L'agence de sécurité sanitaire a mis en évidence les risques liés aux huiles minérales et incite les fabricants à adopter de nouveaux procédés.
Pâtes, riz ou lentilles sont des produits de consommation courante, a priori sains. Pourtant, selon la manière dont ils ont été conditionnés, ils pourraient s'avérer nocifs pour la santé. Dans un avis publié le 9 mai, l'Agence nationale de sécurité sanitaire, de l'alimentation, de l'environnement et du travail (Anses) a en effet révélé que les huiles minérales présentes dans les encres et adhésifs des conditionnements en papier et en carton se répandent dans les aliments qui se trouvent au contact de l'emballage.
Deux catégories d'huiles constituées d'hydrocarbures sont dans le collimateur des experts : les MOAH (« mineral oil aromatic hydrocarbons ») et les MOSH (« mineral oil saturated hydrocarbons »). « Compte tenu du caractère génotoxique et mutagène mis en évidence pour certains MOAH, l'Anses estime qu'il est nécessaire de réduire en priorité la contamination des denrées alimentaires par ces composés », écrit l'Agence dans un communiqué. Avant de mener des études complémentaires pour déterminer la composition exacte de ces huiles minérales, les auteurs du rapport appellent les fabricants à agir pour « limiter l'exposition du consommateur ». Comme première mesure, l'organisme public suggère « d'utiliser des encres, colles, additifs et auxiliaires technologiques exempts de MOAH dans le procédé de fabrication des emballages en papier et carton ».
« Barrières adéquates »
Les contenants fabriqués à partir de matières recyclées sont particulièrement surveillés par l'agence, qui évoque à leur sujet une « forte contamination » due aux composants toxiques qu'ils contiennent, comme les encres et les colles. Les supports imprimés sont considérés comme l'une des principales sources d'huile minérale dans les emballages recyclés.

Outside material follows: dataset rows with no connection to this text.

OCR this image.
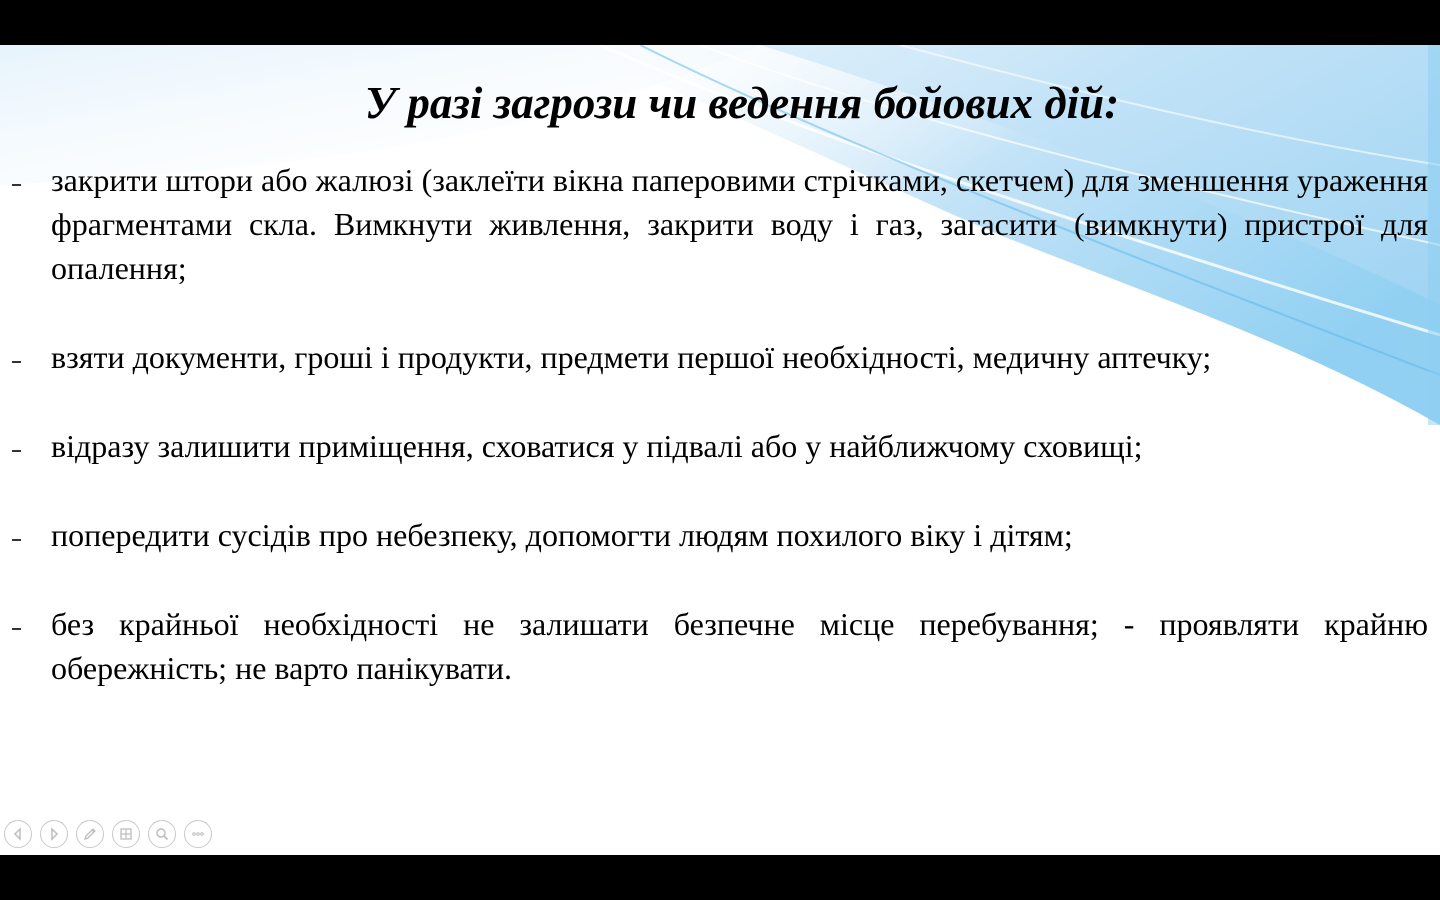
У разі загрози чи ведення бойових дій:
закрити штори або жалюзі (заклеїти вікна паперовими стрічками, скетчем) для зменшення ураження фрагментами скла. Вимкнути живлення, закрити воду і газ, загасити (вимкнути) пристрої для опалення;
взяти документи, гроші і продукти, предмети першої необхідності, медичну аптечку;
відразу залишити приміщення, сховатися у підвалі або у найближчому сховищі;
попередити сусідів про небезпеку, допомогти людям похилого віку і дітям;
без крайньої необхідності не залишати безпечне місце перебування; - проявляти крайню обережність; не варто панікувати.
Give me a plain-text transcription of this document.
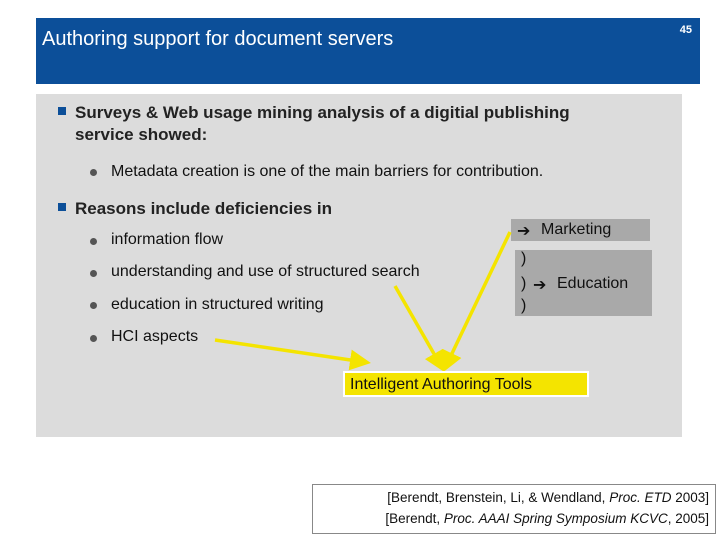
Authoring support for document servers	45
Surveys & Web usage mining analysis of a digitial publishing
service showed:
Metadata creation is one of the main barriers for contribution.
Reasons include deficiencies in
information flow
understanding and use of structured search
education in structured writing
HCI aspects
➔ Marketing
)
)
)
➔ Education
Intelligent Authoring Tools
[Berendt, Brenstein, Li, & Wendland, Proc. ETD 2003]
[Berendt, Proc. AAAI Spring Symposium KCVC, 2005]
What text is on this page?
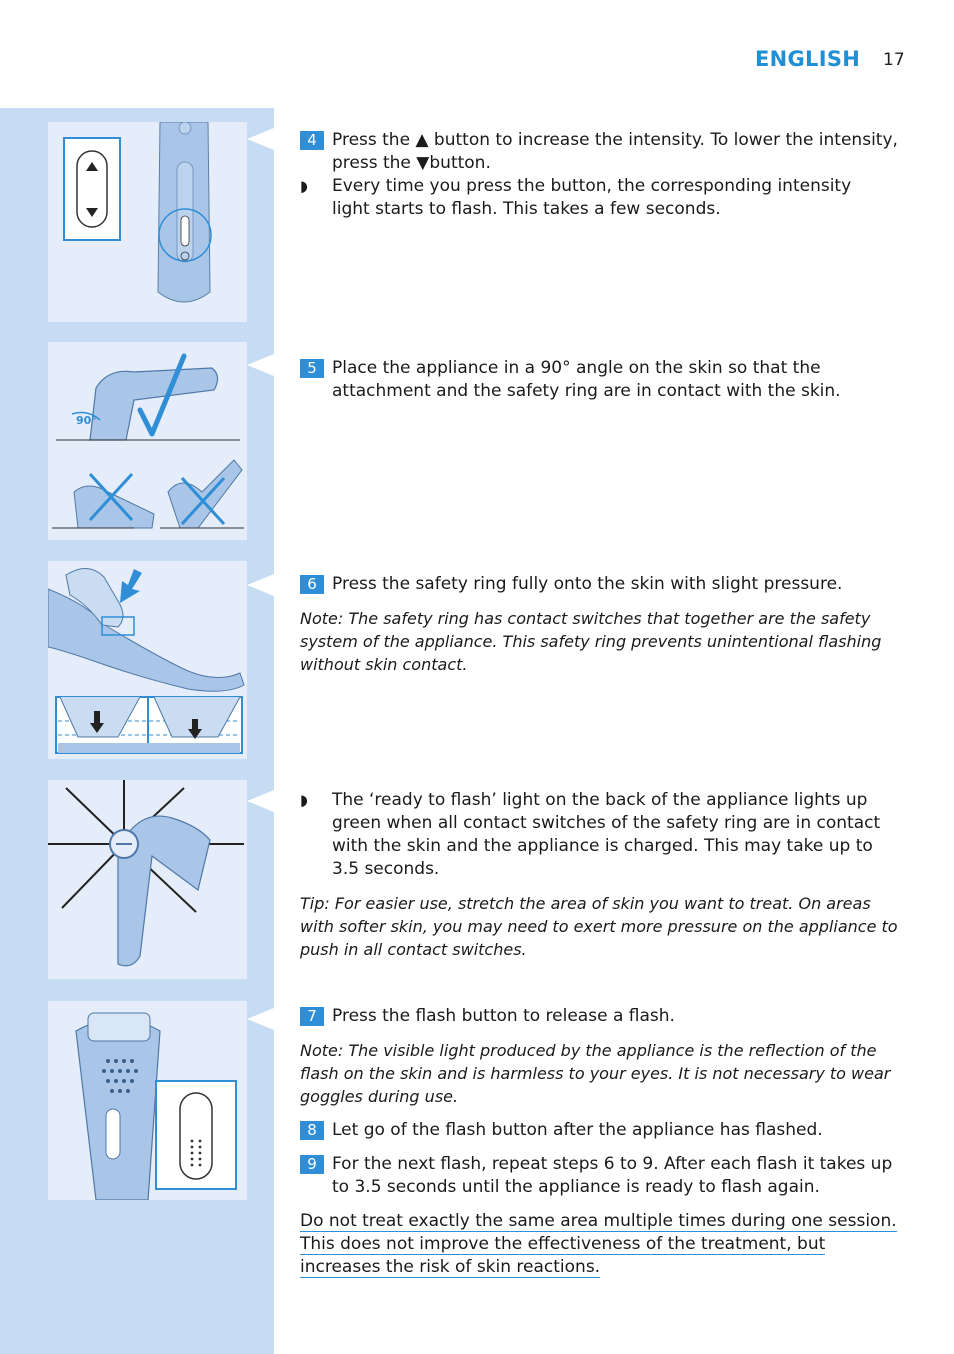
ENGLISH 17
90°

4 Press the ▲ button to increase the intensity. To lower the intensity, press the ▼button.

◗ Every time you press the button, the corresponding intensity light starts to flash. This takes a few seconds.

5 Place the appliance in a 90° angle on the skin so that the attachment and the safety ring are in contact with the skin.

6 Press the safety ring fully onto the skin with slight pressure.

Note: The safety ring has contact switches that together are the safety system of the appliance. This safety ring prevents unintentional flashing without skin contact.

◗ The ‘ready to flash’ light on the back of the appliance lights up green when all contact switches of the safety ring are in contact with the skin and the appliance is charged. This may take up to 3.5 seconds.

Tip: For easier use, stretch the area of skin you want to treat. On areas with softer skin, you may need to exert more pressure on the appliance to push in all contact switches.

7 Press the flash button to release a flash.

Note: The visible light produced by the appliance is the reflection of the flash on the skin and is harmless to your eyes. It is not necessary to wear goggles during use.

8 Let go of the flash button after the appliance has flashed.

9 For the next flash, repeat steps 6 to 9. After each flash it takes up to 3.5 seconds until the appliance is ready to flash again.

Do not treat exactly the same area multiple times during one session. This does not improve the effectiveness of the treatment, but increases the risk of skin reactions.
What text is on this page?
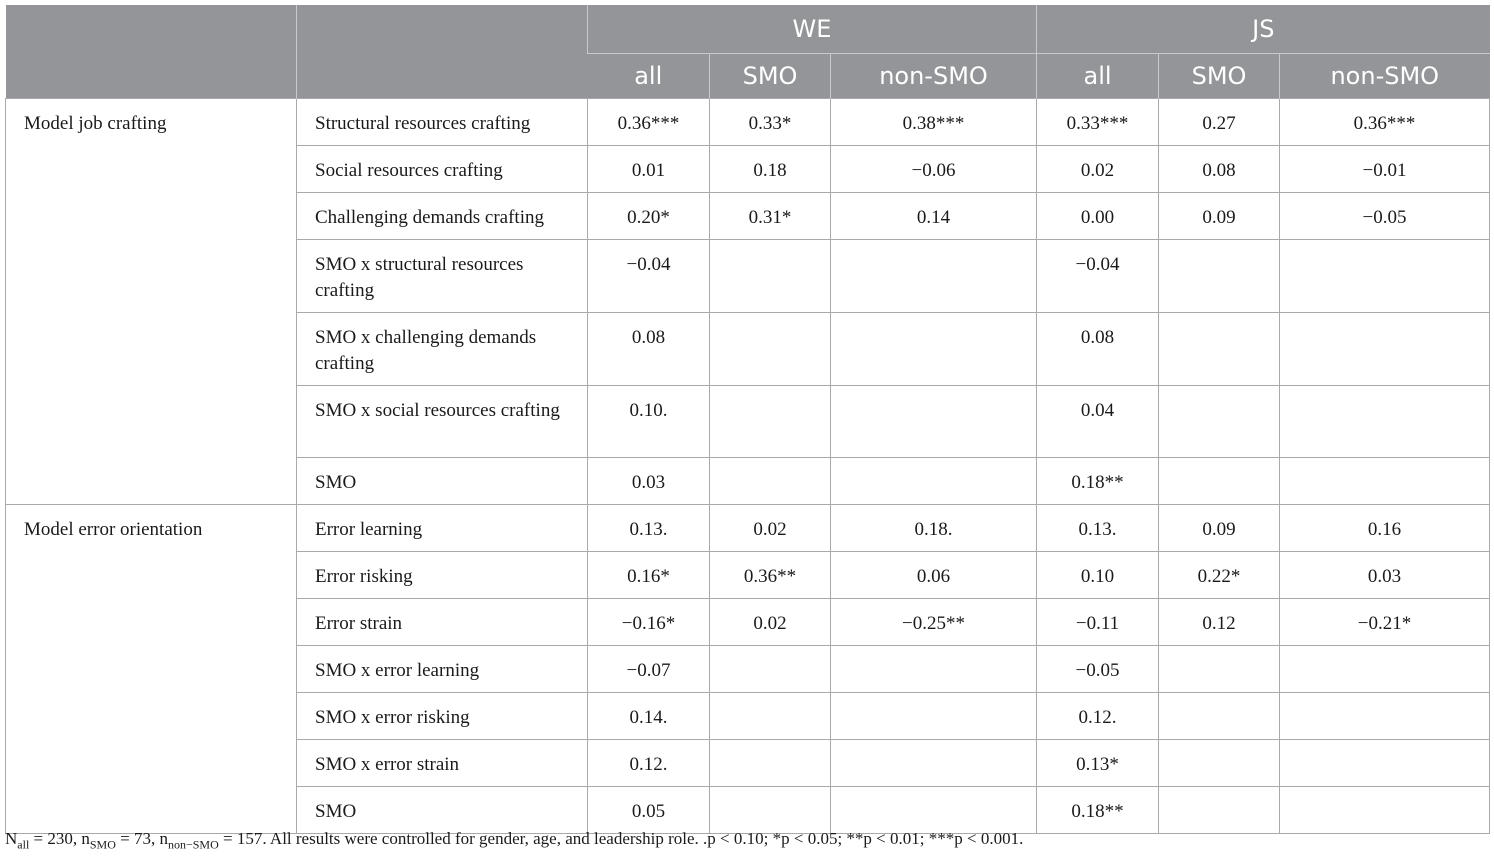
		WE			JS		
		all	SMO	non-SMO	all	SMO	non-SMO
Model job crafting	Structural resources crafting	0.36***	0.33*	0.38***	0.33***	0.27	0.36***
	Social resources crafting	0.01	0.18	−0.06	0.02	0.08	−0.01
	Challenging demands crafting	0.20*	0.31*	0.14	0.00	0.09	−0.05
	SMO x structural resources crafting	−0.04			−0.04		
	SMO x challenging demands crafting	0.08			0.08		
	SMO x social resources crafting	0.10.			0.04		
	SMO	0.03			0.18**		
Model error orientation	Error learning	0.13.	0.02	0.18.	0.13.	0.09	0.16
	Error risking	0.16*	0.36**	0.06	0.10	0.22*	0.03
	Error strain	−0.16*	0.02	−0.25**	−0.11	0.12	−0.21*
	SMO x error learning	−0.07			−0.05		
	SMO x error risking	0.14.			0.12.		
	SMO x error strain	0.12.			0.13*		
	SMO	0.05			0.18**		
$N_{all} = 230$, $n_{SMO} = 73$, $n_{non-SMO} = 157$. All results were controlled for gender, age, and leadership role. .p < 0.10; *p < 0.05; **p < 0.01; ***p < 0.001.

L'Anses incite le secteur de l'impression à chercher les moyens de changer ses méthodes de production pour utiliser des produits dépourvus de MOAH. En fait, c'est le procédé de recyclage tout entier qui est à analyser à la loupe pour comprendre à quelles étapes sont introduites des huiles minérales. Pour finir, les experts de l'Agence recommandent de renforcer les emballages en y intégrant des barrières étanches aux flux de MOAH et de MOSH. Ils suggèrent l'utilisation de revêtements comme le plastique PET, l'acrylate ou le polyamide. L'amidon est une des pistes de recherche possibles, son efficacité est aussi à l'étude.
En octobre 2015, Foodwatch avait testé une centaine d'aliments de grande consommation en France, en Allemagne et aux Pays-Bas. Les analyses ont montré que 60 % de ces produits contenaient des MOAH. Forte de ces résultats, l'ONG a lancé une pétition en ligne demandant à la Commission européenne la mise en place de normes pour « fixer des limites strictes à la quantité d'huiles minérales présentes dans les aliments et imposer l'utilisation de barrières adéquates pour tous les emballages en papier et carton. »
« Encres végétales »
En 2012, l'Autorité européenne de sécurité des aliments avait de son côté jugé l'exposition aux MOAH « particulièrement préoccupante ». « Notre objectif est clair : nous voulons obtenir une décision au niveau européen. Nous pensons que cela peut bouger très vite, car les choses sont en train d'évoluer », résume Mme Jacquemart.
En novembre 2016, six enseignes de la grande distribution (E. Leclerc, Carrefour, Lidl, Intermarché, Casino et Système U) se sont engagées à réduire les niveaux de MOAH et de MOSH dans les produits de leurs marques respectives.
Les 43 produits qui ne contiennent aucune barrière entre le paquet et les aliments, comme c'est le cas pour les pâtes, sont désormais constitués de fibres vierges. Une norme allemande fait pour l'instant office de référence - les produits finis ne doivent pas contenir plus de 2 milligrammes de MOSH par kilogramme, et aucun taux de MOAH ne doit être détecté. Un premier pas avant que la France légifère. « Il est urgent que les autorités publiques prennent des mesures, sinon nous sommes à la merci des engagements volontaires des uns et des autres », conclut la directrice de Foodwatch.